Did the protestors even know who Cervantes was? It's impossible to know. Perhaps his "crime" was being a white man, although that is not even known for sure, and Cervantes may have been descended from Spain's large Sephardic Jewish population, as was the case for many Spaniards whose ancestors had been "encouraged" to convert to Christianity in the fifteenth and sixteenth century.
Crowd beat up on the statue after and tagged it, plus a nearby statue of Cervantes for good measure pic.twitter.com/F7foXW1ez6— Joe Rivano Barros (@jrivanob) June 20, 2020
The great irony here, however, is that Cervantes, unlike every person "protesting" Cervantes's image, knew what it was like to be a slave. As described by Fiona MacDonald for the BBC:
In 1575, after fighting in military campaigns against the Turks in the Mediterranean, the Spaniard was captured by Barbary pirates and taken to Algiers. There, he was kept as a slave for five years. When he was freed – with a ransom raised by Trinitarian friars attached to the convent he was to be buried beneath – he had become the man who would write one of the greatest novels in history.
“His five-year captivity in Algiers left an indelible impression on his fiction,” Cervantes scholar María Antonia Garcés tells BBC Culture. “From the first works written after his liberation, such as the play Life in Algiers (c. 1581-1583) and his novel La Galatea (1585), to his posthumous book The Trials of Persiles and Sigismunda (1617), the story of this traumatic experience continuously speaks through his work.”
Cervantes was just one of countless Europeans enslaved by slave traders (especially the Muslim Barbary Pirates) over the centuries, kidnapped in coastal raids by pirates along the coasts of Italy, Britain, Ireland, and the eastern Mediterranean. Saint Patrick, of course, had been enslaved in such a way, by Irish pirates.

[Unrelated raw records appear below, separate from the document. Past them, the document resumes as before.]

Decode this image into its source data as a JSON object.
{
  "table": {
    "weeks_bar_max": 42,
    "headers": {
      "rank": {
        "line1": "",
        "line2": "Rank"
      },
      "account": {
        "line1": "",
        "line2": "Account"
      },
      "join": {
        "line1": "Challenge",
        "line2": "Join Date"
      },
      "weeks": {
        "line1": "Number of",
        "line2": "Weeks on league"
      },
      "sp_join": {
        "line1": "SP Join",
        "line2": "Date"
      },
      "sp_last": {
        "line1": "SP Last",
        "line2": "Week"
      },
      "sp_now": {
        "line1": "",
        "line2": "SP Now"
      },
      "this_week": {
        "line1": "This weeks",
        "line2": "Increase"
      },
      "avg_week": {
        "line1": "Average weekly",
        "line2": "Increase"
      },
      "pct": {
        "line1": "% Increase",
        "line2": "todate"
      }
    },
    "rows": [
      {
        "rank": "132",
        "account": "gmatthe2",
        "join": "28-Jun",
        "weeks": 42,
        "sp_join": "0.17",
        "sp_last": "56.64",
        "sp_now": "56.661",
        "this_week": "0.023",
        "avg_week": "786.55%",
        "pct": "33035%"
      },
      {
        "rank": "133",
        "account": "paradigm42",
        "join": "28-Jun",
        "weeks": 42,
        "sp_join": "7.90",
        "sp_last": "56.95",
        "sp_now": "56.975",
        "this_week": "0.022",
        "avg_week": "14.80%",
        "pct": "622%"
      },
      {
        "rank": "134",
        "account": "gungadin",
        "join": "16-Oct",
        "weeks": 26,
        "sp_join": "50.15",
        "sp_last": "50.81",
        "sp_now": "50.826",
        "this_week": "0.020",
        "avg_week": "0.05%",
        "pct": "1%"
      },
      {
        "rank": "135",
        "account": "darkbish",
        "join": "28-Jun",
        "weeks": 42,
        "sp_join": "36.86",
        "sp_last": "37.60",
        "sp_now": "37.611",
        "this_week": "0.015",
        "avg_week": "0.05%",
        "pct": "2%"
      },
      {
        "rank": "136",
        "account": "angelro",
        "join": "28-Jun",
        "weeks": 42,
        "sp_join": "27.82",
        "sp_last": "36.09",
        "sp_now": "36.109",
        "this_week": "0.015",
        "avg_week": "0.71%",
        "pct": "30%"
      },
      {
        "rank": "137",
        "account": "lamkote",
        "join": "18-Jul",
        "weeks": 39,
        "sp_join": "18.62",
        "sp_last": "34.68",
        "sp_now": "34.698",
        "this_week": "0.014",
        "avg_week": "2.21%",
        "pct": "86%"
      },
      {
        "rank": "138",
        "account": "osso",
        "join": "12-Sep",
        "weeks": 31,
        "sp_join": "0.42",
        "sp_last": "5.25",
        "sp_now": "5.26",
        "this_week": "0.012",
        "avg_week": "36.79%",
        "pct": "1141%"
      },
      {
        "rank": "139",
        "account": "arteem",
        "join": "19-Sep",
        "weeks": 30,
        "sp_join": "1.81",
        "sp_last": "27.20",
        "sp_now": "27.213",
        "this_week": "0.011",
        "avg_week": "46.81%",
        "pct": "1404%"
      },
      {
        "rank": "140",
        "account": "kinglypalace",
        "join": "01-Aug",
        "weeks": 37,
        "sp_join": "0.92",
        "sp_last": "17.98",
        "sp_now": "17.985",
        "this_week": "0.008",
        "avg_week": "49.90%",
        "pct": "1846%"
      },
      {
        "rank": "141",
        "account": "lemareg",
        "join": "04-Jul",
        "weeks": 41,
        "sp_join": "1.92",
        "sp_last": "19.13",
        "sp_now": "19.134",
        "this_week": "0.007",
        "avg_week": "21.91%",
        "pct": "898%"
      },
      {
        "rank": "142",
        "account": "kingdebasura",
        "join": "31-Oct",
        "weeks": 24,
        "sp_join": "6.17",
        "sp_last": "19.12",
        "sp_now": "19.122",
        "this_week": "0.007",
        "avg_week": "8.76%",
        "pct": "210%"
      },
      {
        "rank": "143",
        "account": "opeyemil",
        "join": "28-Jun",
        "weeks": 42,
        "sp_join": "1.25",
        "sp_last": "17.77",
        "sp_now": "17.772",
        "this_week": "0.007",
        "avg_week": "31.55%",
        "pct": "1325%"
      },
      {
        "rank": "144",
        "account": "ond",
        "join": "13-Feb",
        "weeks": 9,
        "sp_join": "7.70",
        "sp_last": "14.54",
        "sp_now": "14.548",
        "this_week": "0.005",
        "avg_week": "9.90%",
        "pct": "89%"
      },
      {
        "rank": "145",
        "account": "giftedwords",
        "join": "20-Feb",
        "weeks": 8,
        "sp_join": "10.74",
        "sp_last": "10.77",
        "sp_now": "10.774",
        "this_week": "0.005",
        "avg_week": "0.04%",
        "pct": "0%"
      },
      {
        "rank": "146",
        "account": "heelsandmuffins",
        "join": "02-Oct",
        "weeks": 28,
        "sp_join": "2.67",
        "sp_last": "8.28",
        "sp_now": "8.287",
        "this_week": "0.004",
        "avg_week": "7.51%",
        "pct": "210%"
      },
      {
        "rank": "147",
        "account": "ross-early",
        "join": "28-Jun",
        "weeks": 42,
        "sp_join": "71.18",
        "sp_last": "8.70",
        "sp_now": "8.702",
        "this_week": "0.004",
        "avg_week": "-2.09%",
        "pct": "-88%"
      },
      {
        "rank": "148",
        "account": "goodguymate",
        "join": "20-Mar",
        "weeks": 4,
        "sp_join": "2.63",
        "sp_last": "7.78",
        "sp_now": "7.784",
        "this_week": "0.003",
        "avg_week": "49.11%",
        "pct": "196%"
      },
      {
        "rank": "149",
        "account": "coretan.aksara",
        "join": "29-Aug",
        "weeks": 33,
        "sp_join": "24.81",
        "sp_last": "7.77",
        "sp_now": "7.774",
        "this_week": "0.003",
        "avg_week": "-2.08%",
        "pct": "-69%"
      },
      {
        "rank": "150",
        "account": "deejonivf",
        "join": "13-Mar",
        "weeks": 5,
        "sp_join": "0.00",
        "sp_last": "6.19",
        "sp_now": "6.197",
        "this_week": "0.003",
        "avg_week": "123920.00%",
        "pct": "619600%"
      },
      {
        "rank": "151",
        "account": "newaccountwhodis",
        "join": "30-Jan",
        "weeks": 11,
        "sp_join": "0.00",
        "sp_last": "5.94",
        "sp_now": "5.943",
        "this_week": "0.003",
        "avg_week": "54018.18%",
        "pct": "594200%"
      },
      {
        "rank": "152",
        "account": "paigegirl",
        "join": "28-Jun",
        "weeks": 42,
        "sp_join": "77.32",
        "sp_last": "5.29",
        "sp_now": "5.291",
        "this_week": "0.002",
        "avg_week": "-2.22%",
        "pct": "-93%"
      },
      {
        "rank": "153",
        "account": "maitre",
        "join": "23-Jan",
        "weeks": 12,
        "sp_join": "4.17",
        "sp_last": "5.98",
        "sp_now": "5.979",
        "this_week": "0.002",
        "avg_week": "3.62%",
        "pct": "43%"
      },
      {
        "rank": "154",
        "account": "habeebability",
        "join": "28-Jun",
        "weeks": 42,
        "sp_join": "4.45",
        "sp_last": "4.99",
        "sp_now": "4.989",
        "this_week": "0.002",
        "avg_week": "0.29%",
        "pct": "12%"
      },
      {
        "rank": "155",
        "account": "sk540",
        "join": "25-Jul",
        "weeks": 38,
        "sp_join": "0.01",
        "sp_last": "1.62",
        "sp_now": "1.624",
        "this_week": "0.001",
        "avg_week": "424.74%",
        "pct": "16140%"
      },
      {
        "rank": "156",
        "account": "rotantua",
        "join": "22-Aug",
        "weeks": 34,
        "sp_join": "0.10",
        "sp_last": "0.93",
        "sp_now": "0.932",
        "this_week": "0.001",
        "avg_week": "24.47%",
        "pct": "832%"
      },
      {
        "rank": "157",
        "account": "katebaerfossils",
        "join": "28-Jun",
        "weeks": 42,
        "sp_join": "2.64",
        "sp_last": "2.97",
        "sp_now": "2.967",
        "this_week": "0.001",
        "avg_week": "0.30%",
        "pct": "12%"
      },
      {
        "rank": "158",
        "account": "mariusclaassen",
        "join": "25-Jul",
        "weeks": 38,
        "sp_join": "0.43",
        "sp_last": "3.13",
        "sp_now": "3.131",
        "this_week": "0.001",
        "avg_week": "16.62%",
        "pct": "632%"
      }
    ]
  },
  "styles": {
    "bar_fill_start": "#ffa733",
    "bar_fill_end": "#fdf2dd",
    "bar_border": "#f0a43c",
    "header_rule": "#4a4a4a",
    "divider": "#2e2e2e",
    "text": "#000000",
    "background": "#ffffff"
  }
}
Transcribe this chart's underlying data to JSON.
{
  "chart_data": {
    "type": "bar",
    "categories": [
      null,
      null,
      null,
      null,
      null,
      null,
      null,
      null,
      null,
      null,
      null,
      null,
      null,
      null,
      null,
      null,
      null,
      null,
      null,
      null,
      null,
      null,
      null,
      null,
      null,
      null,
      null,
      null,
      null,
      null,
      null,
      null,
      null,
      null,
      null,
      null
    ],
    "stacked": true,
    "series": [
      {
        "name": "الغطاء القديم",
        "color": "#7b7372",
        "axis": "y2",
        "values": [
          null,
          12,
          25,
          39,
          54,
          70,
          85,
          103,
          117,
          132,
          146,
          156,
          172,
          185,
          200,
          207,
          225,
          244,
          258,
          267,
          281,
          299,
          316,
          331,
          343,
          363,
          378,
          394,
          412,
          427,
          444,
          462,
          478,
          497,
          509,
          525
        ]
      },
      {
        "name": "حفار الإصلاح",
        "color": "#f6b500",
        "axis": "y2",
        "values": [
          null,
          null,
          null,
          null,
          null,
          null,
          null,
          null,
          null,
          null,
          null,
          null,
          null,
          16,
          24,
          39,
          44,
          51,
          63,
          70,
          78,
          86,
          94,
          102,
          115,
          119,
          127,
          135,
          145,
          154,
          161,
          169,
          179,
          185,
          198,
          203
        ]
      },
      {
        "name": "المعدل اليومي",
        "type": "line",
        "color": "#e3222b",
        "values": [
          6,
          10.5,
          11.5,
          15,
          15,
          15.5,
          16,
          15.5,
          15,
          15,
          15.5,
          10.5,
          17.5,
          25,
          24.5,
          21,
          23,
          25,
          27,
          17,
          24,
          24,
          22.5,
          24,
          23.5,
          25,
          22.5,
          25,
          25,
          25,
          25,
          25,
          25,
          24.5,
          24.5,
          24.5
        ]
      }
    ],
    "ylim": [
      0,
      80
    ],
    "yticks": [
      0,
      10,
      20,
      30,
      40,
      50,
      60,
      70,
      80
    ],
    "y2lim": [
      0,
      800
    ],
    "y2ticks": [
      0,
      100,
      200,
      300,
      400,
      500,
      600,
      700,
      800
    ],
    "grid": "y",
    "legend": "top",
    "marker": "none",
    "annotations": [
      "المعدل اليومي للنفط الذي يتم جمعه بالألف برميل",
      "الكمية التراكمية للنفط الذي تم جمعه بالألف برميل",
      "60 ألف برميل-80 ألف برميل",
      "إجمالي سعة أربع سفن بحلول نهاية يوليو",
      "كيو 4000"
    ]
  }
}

Such nuances of history, of course, matter nothing to the protestors or indeed to Americans in general. The average American (whether white, black, Left, or Right) knows about as much about the sixteenth century (or any century before the twenthieth) as he knows about the intricacies of astrophysics.
So we should not be surprised that the protestors are also vandalizing statues of abolitionists, such as happened to a memorial for Philadelphia abolitionist Mathias Baldwin.